According to NAB’s latest monthly business survey of around 350 firms conducted in the last week of September, business conditions have improved back to a level in line with the long-term average. NAB’s conditions index registered 7 points, up 4 points from August’s reading.
Business confidence also improved. NAB’s confidence index rose 3 points to -2 points, a reading which is still well below the long-term average. NAB’s confidence index typically leads the conditions index by one month, although some divergences have appeared from time to time.
“Overall, the business survey points to some encouraging signs as the RBA attempts to come in for a soft landing,” said NAB Head of Australian Economics Gareth Spence. “While we would like to see the easing in price growth maintained over coming months, and for conditions to hold up even if just at around average levels, for now the trends remain encouraging.”

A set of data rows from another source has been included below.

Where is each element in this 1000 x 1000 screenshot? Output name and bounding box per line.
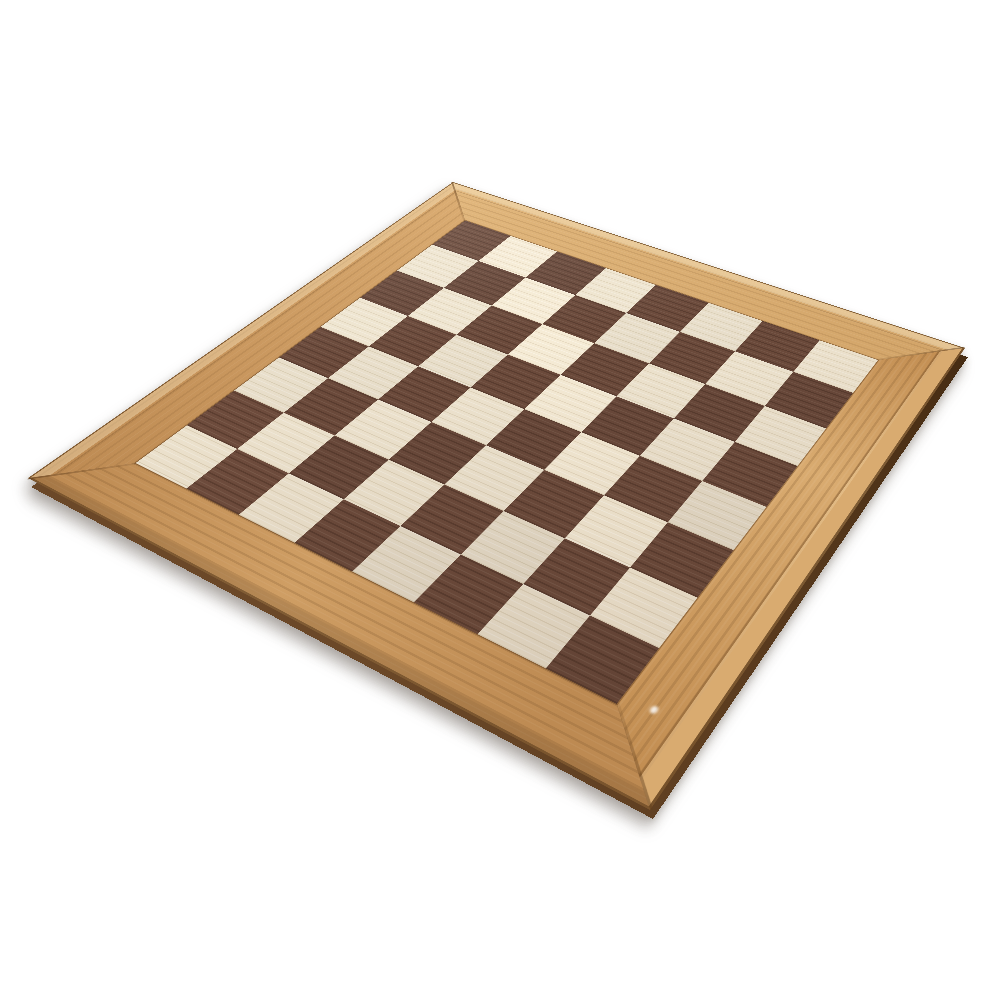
board-top-surface — [28, 182, 965, 810]
frame-miter-joint-top — [452, 182, 465, 221]
frame-miter-joint-right — [877, 347, 965, 360]
checkerboard-field — [136, 220, 878, 703]
frame-miter-joint-left — [28, 463, 136, 479]
frame-miter-joint-bottom — [617, 703, 653, 810]
highlight-speck — [648, 705, 659, 715]
product-photo-background — [0, 0, 1000, 1000]
chessboard — [0, 0, 1000, 1000]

The figures came out on the same day as two other private sector surveys and Commonwealth Government bond yields generally fell, although ultra-long yields rose in what was probably a catch up from the previous day’s lack of movement. By the close of business, the 3-year ACGB yield had shed 7bps to 3.69%, the 10-year yield had lost 5bps to 4.17% while the 20-year yield finished 7bps higher at 4.56%.
Expectations regarding rate cuts in the next twelve months firmed, with a February 2025 rate cut priced in as an 80% probability. Cash futures contracts implied an average of 4.315% in November, 4.245% in December and 4.175% in February 2025. September 2025 contracts implied 3.675%, 66bps less than the current cash rate.
“After two years of an unfolding economic slowdown, there are tentative signs that business conditions are finding its floor,” said Westpac economist Ryan Wells. “That said, businesses remain somewhat pessimistic on the outlook, suggesting there is still some time before a meaningful pick-up in confidence takes hold.”
NAB’s measure of national capacity utilisation increased from August’s upwardly-revised reading of 83.0% to 83.1%, a level which is quite elevated from a historical perspective. Seven of the eight sectors of the economy were reported to be operating at or above their respective long-run averages, the wholesale sector remaining the one exception.
Capacity utilisation is generally accepted as an indicator of future investment expenditure and it also has a strong inverse relationship with Australia’s unemployment rate.